Insomma, da una statistica che non documenta CC "deduce" un'implicazione che comunque non seguirebbe ... Ma andiamo avanti.
Argomento assurdo. L'autore non si rende conto che quanto dice è, comunque, assurdo. Egli assume, come nella peggior macroeconomia da libro di testo per undergraduates, che il lavoratore italiano che paga i contributi pensionistici sia la stessa persona che riceve la pensione e paga le tasse sul reddito pensionistico ed anche la medesima persona che riceve gli stipendi ed i benefici che il governo con tali imposte finanzia! Dice CC: se lo stato eleva contributi doppi per pagare il doppio di pensioni che poi tassa il doppio, che male c'è? È tutta una partita di giro! E spiega:
Siccome i soldi escono ed entrano dalla stessa cassa, basterebbe il buon senso - senza neanche tirare in ballo la razionalità economica - per capire che i conti dovrebbero essere fatti sul saldo. Quanto si spende per le pensioni al netto delle tasse sulle medesime?
Questa affermazione, pubblicata sul quotidiano più letto in Italia, non sta né in cielo né in terra, davvero. CC immagina che la critica a questa sua analisi sia:
Conosciamo già la risposta a questa obiezione: le convenzioni internazionali prevedono che le statistiche si facciano in questo modo e non in un altro.

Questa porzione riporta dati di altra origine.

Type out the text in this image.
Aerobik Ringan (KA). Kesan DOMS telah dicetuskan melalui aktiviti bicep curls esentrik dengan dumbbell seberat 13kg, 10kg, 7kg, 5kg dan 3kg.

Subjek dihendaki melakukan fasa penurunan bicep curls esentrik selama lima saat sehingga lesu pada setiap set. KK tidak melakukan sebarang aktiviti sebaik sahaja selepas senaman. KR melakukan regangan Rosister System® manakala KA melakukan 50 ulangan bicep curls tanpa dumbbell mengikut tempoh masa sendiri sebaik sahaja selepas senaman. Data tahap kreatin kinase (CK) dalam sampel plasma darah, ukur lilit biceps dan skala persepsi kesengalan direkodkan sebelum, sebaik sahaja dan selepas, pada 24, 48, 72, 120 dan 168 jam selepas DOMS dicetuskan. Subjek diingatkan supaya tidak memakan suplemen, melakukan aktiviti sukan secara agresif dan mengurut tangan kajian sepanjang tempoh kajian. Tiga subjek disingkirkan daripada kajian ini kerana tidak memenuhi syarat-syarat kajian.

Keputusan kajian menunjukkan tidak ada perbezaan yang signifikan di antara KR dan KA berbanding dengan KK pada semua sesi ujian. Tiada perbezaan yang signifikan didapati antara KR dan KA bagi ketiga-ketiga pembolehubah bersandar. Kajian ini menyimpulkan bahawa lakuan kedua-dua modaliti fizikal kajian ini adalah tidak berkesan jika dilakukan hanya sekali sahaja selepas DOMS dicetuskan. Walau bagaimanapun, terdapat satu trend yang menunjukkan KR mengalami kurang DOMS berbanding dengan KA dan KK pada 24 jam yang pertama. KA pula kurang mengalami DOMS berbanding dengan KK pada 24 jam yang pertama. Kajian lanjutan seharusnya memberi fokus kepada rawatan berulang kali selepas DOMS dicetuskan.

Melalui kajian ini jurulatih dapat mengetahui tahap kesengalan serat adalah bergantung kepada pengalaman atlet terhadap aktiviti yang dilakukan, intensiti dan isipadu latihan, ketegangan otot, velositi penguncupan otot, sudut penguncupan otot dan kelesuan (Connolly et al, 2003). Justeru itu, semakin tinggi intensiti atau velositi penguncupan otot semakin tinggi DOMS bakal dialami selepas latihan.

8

Il problema non è la metodologia statistica, ma la logica con cui i numeri vengono interpretati. Il fatto che il saldo tra spesa totale per pensioni e tasse totali (ottenute come somma dei contributi pensionistici pagati dai lavoratori più le tasse sul reddito pagate dai pensionati) sia leggermente positivo è un fatto contabile irrilevante. Di nuovo: non è ovvio che sia un fatto perché, per fare questa affermazione, CC cita uno studio di un signore che insegna economia pubblica a Roma, studio che non siamo riusciti a rintracciare in rete e la cui metodologia, da quanto disponibile, non sembra proprio trasparente. Ma fa lo stesso: facciamo comunque finta che sia tutto vero e lo studio in questione sia perfetto.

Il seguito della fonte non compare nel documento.